Mark was as imaginative in his efforts to improve criminal justice as he was in drug policy. For decades, there has been a pervasive and fundamental problem with the probation system that supervises millions of Americans. Probationers were rarely punished for their first few violations, which encouraged them to become still more careless. Then, quite suddenly, without any explanation, they were sent off to serve substantial jail or prison sentences. It was a psychologically naive, ineffective system that probationers thought unfair. “Swift, certain, fair” was Mark’s summary of his own approach to fixing the problem. He proposed that anyone who violates probation conditions—for example, failing a drug test—should receive a prompt but modest punishment, applied in a way that meets our common understanding of fairness.
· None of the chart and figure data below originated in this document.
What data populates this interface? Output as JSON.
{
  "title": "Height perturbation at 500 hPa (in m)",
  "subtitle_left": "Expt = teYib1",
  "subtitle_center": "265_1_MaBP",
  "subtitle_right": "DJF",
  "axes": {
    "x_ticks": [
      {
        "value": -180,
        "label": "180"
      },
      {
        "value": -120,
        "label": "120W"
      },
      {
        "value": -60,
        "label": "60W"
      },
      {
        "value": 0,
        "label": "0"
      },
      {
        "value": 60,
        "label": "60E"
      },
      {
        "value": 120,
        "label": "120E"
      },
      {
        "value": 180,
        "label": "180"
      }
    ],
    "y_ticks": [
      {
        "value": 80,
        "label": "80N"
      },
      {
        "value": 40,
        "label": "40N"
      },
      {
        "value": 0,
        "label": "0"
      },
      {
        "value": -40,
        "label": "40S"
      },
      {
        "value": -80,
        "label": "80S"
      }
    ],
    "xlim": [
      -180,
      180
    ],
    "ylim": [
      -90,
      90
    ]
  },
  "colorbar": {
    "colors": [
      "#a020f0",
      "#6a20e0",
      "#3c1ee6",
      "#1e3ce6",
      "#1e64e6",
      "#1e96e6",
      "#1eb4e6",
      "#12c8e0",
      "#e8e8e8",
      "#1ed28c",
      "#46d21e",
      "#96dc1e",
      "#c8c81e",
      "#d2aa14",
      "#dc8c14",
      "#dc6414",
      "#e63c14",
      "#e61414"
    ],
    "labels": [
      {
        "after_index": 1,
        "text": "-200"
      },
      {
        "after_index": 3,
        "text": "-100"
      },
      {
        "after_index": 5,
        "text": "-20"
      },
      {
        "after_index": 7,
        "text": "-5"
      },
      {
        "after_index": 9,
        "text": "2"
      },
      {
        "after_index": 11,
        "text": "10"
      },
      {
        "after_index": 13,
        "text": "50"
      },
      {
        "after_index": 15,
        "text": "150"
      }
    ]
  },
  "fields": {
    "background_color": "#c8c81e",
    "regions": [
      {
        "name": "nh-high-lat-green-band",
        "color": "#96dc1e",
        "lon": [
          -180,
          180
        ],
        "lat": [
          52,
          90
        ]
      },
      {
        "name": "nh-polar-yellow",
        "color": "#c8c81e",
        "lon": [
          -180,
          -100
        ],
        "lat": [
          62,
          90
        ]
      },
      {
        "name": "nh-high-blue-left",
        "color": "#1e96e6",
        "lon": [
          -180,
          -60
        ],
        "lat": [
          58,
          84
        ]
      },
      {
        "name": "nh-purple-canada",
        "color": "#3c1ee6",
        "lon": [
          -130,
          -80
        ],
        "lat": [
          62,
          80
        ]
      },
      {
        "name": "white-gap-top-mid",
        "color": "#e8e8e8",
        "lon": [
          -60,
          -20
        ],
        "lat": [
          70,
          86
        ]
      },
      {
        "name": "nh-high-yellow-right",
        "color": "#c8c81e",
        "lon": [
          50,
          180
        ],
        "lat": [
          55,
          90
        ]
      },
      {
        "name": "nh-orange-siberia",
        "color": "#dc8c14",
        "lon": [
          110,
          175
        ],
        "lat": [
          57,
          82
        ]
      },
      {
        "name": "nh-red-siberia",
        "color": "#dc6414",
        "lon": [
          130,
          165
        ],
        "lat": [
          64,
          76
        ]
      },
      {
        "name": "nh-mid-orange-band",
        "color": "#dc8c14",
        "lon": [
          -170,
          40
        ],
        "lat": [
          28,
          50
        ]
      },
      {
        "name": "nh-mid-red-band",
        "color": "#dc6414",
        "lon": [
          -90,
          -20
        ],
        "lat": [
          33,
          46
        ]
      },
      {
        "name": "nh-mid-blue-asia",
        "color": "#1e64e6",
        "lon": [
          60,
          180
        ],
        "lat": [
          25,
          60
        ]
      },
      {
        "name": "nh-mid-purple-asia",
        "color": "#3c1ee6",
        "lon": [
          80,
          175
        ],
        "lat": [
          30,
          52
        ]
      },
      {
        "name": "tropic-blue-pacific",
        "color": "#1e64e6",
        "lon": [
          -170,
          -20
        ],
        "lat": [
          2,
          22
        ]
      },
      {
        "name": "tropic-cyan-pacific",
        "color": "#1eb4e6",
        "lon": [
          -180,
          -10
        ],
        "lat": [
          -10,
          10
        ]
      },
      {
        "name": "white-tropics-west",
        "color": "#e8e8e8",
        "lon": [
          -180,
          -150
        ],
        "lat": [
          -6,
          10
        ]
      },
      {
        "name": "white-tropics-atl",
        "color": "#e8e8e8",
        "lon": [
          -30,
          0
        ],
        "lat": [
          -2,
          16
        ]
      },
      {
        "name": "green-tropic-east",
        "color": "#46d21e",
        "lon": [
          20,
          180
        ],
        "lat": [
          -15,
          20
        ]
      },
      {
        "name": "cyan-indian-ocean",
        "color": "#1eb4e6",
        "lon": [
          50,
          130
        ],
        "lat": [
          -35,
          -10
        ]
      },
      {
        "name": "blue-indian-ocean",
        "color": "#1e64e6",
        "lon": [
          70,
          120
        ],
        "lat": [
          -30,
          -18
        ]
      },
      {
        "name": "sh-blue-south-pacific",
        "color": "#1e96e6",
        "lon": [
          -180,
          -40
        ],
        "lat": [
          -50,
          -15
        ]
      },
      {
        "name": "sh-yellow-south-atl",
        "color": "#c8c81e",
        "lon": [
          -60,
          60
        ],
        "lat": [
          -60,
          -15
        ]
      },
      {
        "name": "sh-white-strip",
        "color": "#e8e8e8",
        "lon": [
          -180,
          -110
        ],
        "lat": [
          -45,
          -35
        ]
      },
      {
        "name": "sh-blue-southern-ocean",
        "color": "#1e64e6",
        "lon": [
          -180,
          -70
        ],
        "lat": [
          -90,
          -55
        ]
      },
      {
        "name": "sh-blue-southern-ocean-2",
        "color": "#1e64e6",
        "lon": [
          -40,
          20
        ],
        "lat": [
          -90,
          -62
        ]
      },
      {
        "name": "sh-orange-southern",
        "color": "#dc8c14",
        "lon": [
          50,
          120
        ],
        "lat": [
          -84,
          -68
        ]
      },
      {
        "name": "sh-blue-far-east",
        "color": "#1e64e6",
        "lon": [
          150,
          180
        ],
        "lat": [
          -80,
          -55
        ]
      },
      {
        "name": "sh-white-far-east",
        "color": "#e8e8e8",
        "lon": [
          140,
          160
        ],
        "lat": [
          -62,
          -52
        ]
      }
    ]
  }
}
He propounded this idea for 20 years before the Obama administration started to experiment with versions of it. The first experiment, in Hawaii, was very successful; the results of later experiments were mixed, as is oft the case with policy innovations that are hard to implement in a consistent way.

Mark was more interested in getting an idea into practice than in publishing in scholarly journals, though he did enough of that to be a professor at the University of California, Los Angeles, and then New York University. He wrote two important books that have not received the attention they deserve. Against Excess (1992), which set out his drug policy analysis, was, to make a bad pun, excessively long, crammed with too many novel ideas. When Brute Force Fails (2009) provided insights about how to reform criminal justice in general, but in an analytic frame that is too much rooted in game theory for criminologists to follow.

His great scholarly love was political philosophy. A long paper about Machiavelli never saw the light of day but was surely unorthodox and insightful. He was a protégé of Tom Schelling, the great economist, who admired Mark’s intellectual creativity. Mark adopted Schelling’s writing style; every word counted. He added an acerbic wit. “A drug-crazed drug warrior can be as great a public menace as a drug-crazed addict,” he once wrote.

Mark’s death led to an outpouring of admiration and affection. He had been a mentor to many scholars and, more surprisingly, practitioners. He was a constant source of interesting policy ideas. At the end of his career, he launched a flurry of experiments in the Pennsylvania Department of Corrections aimed at making incarceration both more humane and more effective. Some prominent journalists mourned the loss of one of the few policy scholars who was honest, approachable and insightful. In his uniquely humane but unsentimental fashion, Mark had a remarkable impact on the worlds of crime and drug policy.